Meta Platforms Inc. today announced its latest big contribution to the Open Compute Project: Grand Teton, a new, next-generation platform for artificial intelligence at large scale.
Meta was famously one of the founding members of the OCP, which came into being way back in 2012. At the time it was focused mostly on creating standards for the interoperability of data center hardware such as servers and networking systems, but today its work is much more focused.
In a blog post, Meta said one of the greatest challenges it faces today is scaling up AI workloads, which have become increasingly more powerful and sophisticated and require a high-performance infrastructure to support them.
“How can we continue to facilitate and run the models that drive the experiences behind today’s innovative products and services?” Meta Vice President of Engineering Alexis Björlin asked. “And what will it take to enable the AI behind the innovative products and services of the future? As we move into the next computing platform, the metaverse, the need for new open innovations to power AI becomes even clearer.”
This is the logic behind Meta’s decision to contribute Grand Teton, its next-gen graphics processing unit-based hardware platform for AI, to the OCP. Announced at today’s OCP Global Summit in San Jose, California, Grand Teton is said to be the successor to Meta’s Zion-EX platform.
It comes with multiple performance enhancements such as four times as much host-to-GPU bandwidth, two times the compute and data network bandwidth, and two times as much power. It also features an integrated chassis, whereas Zion-EX was comprised of multiple independent subsystems.

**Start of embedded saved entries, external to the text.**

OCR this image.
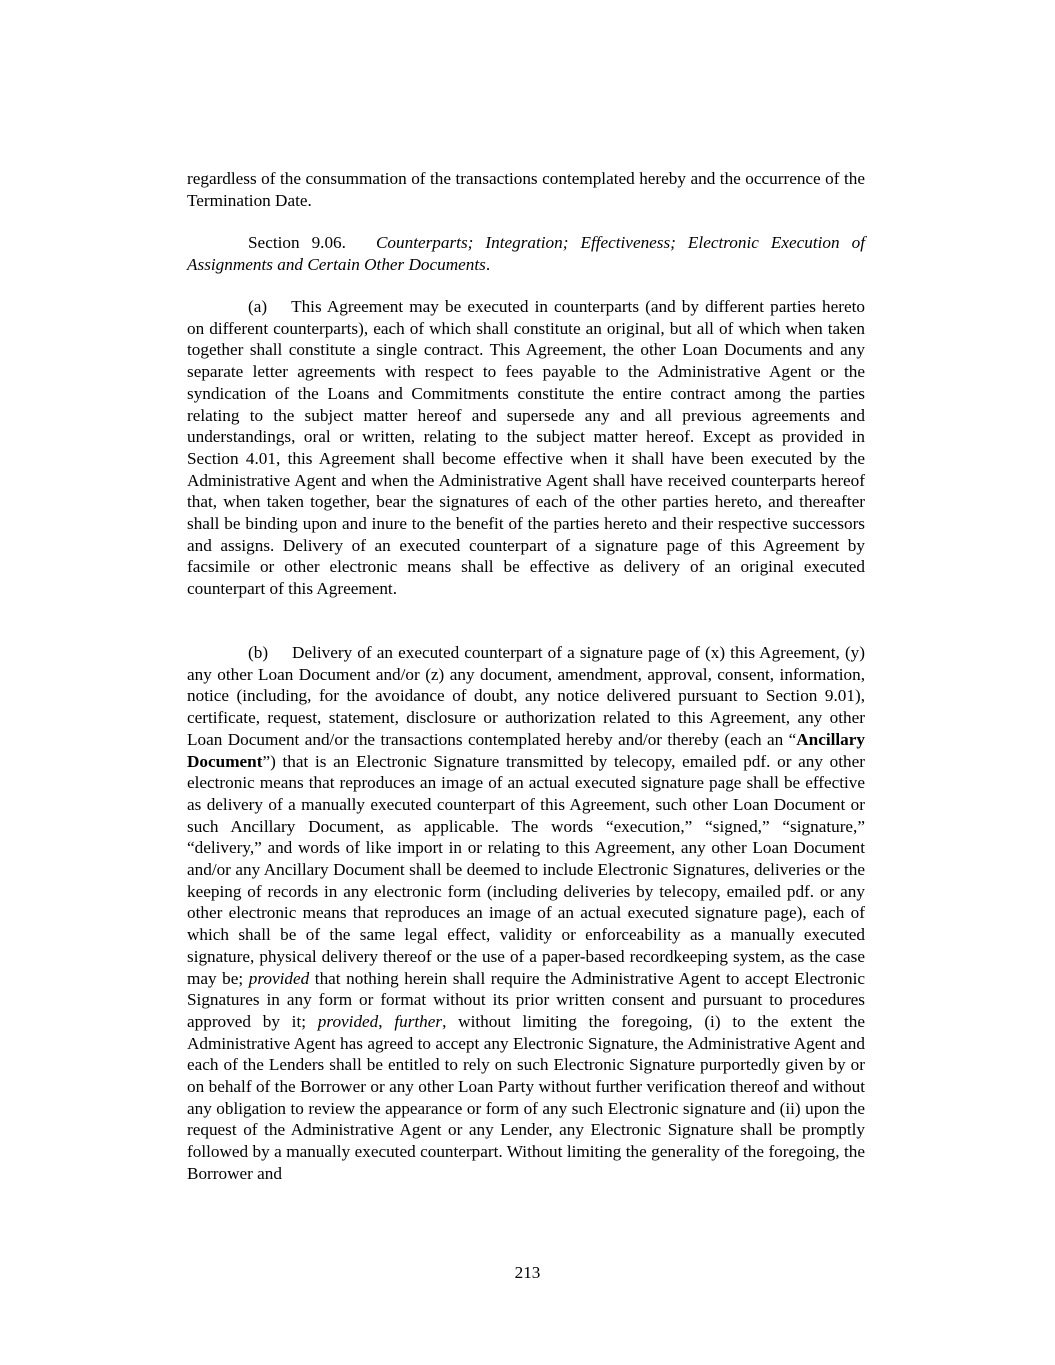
regardless of the consummation of the transactions contemplated hereby and the occurrence of the Termination Date.

Section 9.06. Counterparts; Integration; Effectiveness; Electronic Execution of Assignments and Certain Other Documents.

(a) This Agreement may be executed in counterparts (and by different parties hereto on different counterparts), each of which shall constitute an original, but all of which when taken together shall constitute a single contract. This Agreement, the other Loan Documents and any separate letter agreements with respect to fees payable to the Administrative Agent or the syndication of the Loans and Commitments constitute the entire contract among the parties relating to the subject matter hereof and supersede any and all previous agreements and understandings, oral or written, relating to the subject matter hereof. Except as provided in Section 4.01, this Agreement shall become effective when it shall have been executed by the Administrative Agent and when the Administrative Agent shall have received counterparts hereof that, when taken together, bear the signatures of each of the other parties hereto, and thereafter shall be binding upon and inure to the benefit of the parties hereto and their respective successors and assigns. Delivery of an executed counterpart of a signature page of this Agreement by facsimile or other electronic means shall be effective as delivery of an original executed counterpart of this Agreement.

(b) Delivery of an executed counterpart of a signature page of (x) this Agreement, (y) any other Loan Document and/or (z) any document, amendment, approval, consent, information, notice (including, for the avoidance of doubt, any notice delivered pursuant to Section 9.01), certificate, request, statement, disclosure or authorization related to this Agreement, any other Loan Document and/or the transactions contemplated hereby and/or thereby (each an “Ancillary Document”) that is an Electronic Signature transmitted by telecopy, emailed pdf. or any other electronic means that reproduces an image of an actual executed signature page shall be effective as delivery of a manually executed counterpart of this Agreement, such other Loan Document or such Ancillary Document, as applicable. The words “execution,” “signed,” “signature,” “delivery,” and words of like import in or relating to this Agreement, any other Loan Document and/or any Ancillary Document shall be deemed to include Electronic Signatures, deliveries or the keeping of records in any electronic form (including deliveries by telecopy, emailed pdf. or any other electronic means that reproduces an image of an actual executed signature page), each of which shall be of the same legal effect, validity or enforceability as a manually executed signature, physical delivery thereof or the use of a paper-based recordkeeping system, as the case may be; provided that nothing herein shall require the Administrative Agent to accept Electronic Signatures in any form or format without its prior written consent and pursuant to procedures approved by it; provided, further, without limiting the foregoing, (i) to the extent the Administrative Agent has agreed to accept any Electronic Signature, the Administrative Agent and each of the Lenders shall be entitled to rely on such Electronic Signature purportedly given by or on behalf of the Borrower or any other Loan Party without further verification thereof and without any obligation to review the appearance or form of any such Electronic signature and (ii) upon the request of the Administrative Agent or any Lender, any Electronic Signature shall be promptly followed by a manually executed counterpart. Without limiting the generality of the foregoing, the Borrower and

213
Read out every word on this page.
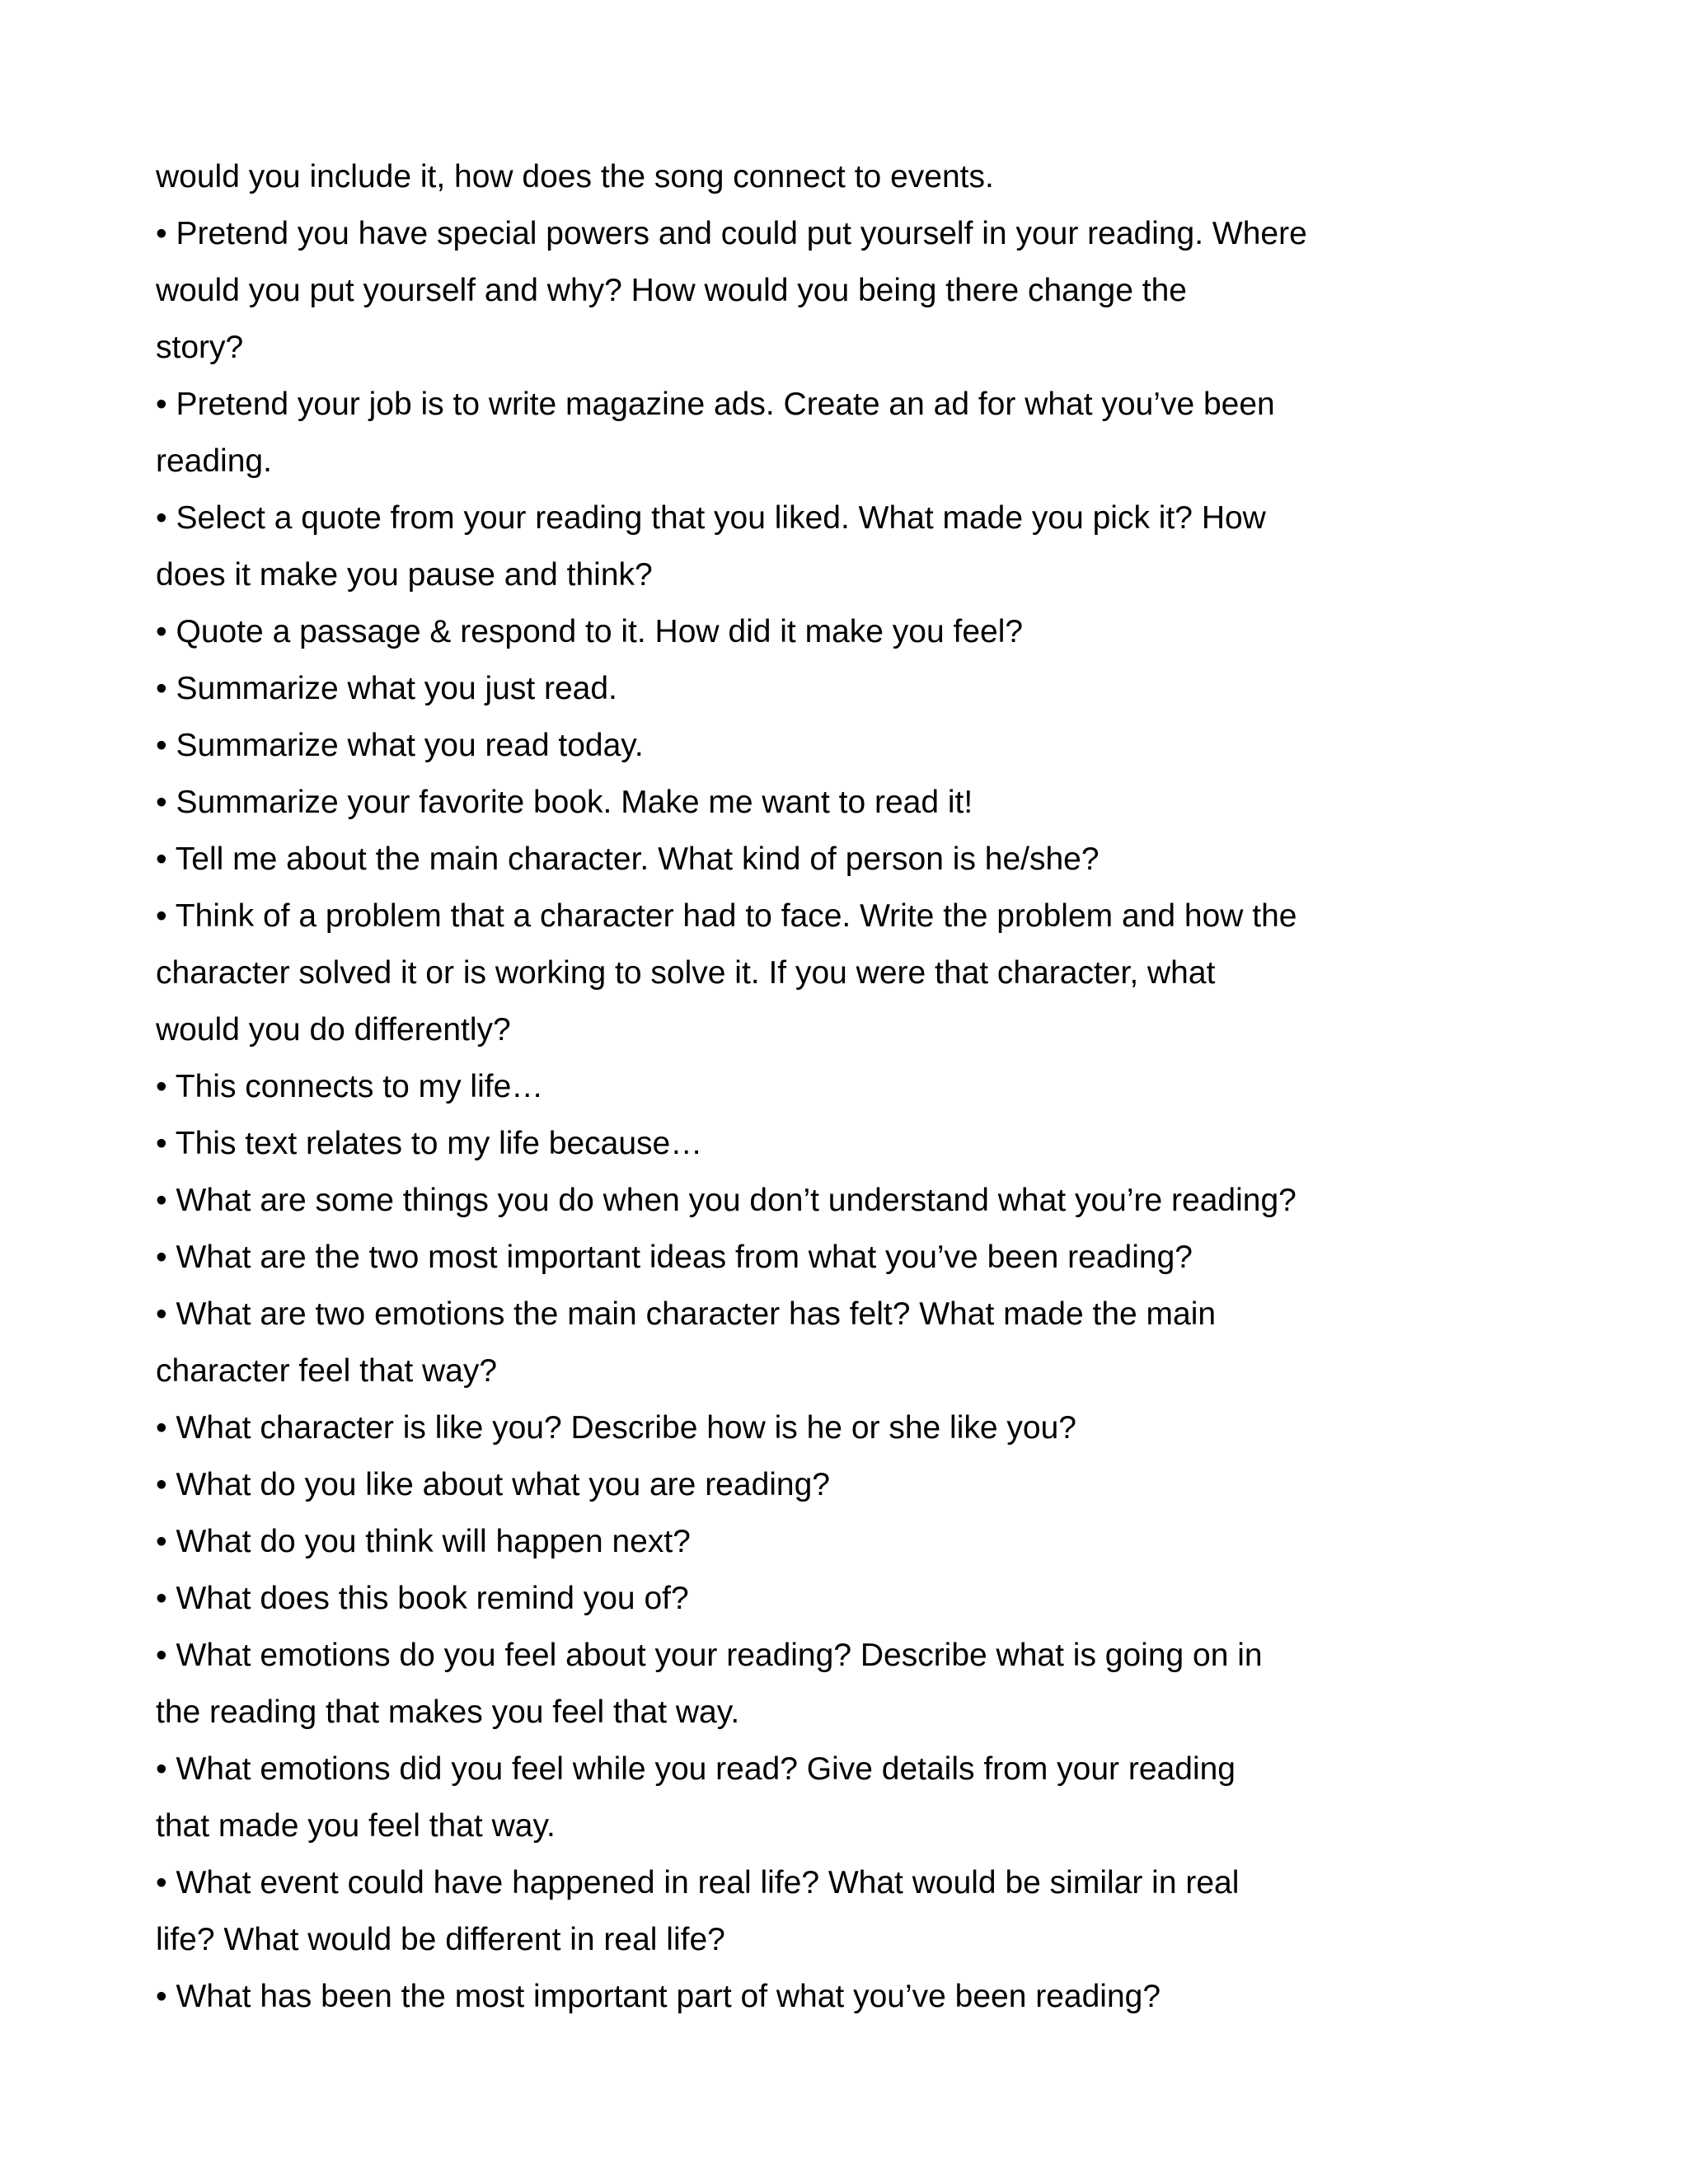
would you include it, how does the song connect to events.
• Pretend you have special powers and could put yourself in your reading. Where
would you put yourself and why? How would you being there change the
story?
• Pretend your job is to write magazine ads. Create an ad for what you’ve been
reading.
• Select a quote from your reading that you liked. What made you pick it? How
does it make you pause and think?
• Quote a passage & respond to it. How did it make you feel?
• Summarize what you just read.
• Summarize what you read today.
• Summarize your favorite book. Make me want to read it!
• Tell me about the main character. What kind of person is he/she?
• Think of a problem that a character had to face. Write the problem and how the
character solved it or is working to solve it. If you were that character, what
would you do differently?
• This connects to my life…
• This text relates to my life because…
• What are some things you do when you don’t understand what you’re reading?
• What are the two most important ideas from what you’ve been reading?
• What are two emotions the main character has felt? What made the main
character feel that way?
• What character is like you? Describe how is he or she like you?
• What do you like about what you are reading?
• What do you think will happen next?
• What does this book remind you of?
• What emotions do you feel about your reading? Describe what is going on in
the reading that makes you feel that way.
• What emotions did you feel while you read? Give details from your reading
that made you feel that way.
• What event could have happened in real life? What would be similar in real
life? What would be different in real life?
• What has been the most important part of what you’ve been reading?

Meta explained that Grand Teton is designed to better support memory-bandwidth-bound workloads at Meta, such as its open-source deep learning recommendation models. It’s also said to be optimized for compute-bound workloads such as content understanding.
The integrated chassis design meanwhile makes Grand Teton easier to deploy, as it can be integrated with data center fleets much faster. It also has fewer potential points of failure, enabling greater scale with more reliability, Meta said.
Grand Teton was actually just one of several new contributions Meta has made to the OCP. Other announcements included Open Rack v3, the latest edition of Meta’s Open Rack hardware, designed with increased flexibility. Open Rack v3 comes with a frame and the power infrastructure to support multiple use cases, including Grand Teton.
In addition, Meta announced a next-generation storage architecture for AI infrastructure called Grand Canyon, featuring improved hardware security and future upgrades of key commodities. The platform is designed to support higher-density hard disk drives without performance degradation and improved power efficiency.
Meta explained the need for these innovations, saying that although it’s all-in on AI, the future of AI cannot be built by Meta alone. Rather, it said, AI development will only come from collaboration and the sharing of ideas and technologies such as the above, through organizations like the OCP.
“We’re eager to continue working together to build new tools and technologies to drive the future of AI,” Björlin said. “Whether it’s developing new approaches to AI today or radically rethinking hardware design and software for the future, we’re excited to see what the industry has in store next.”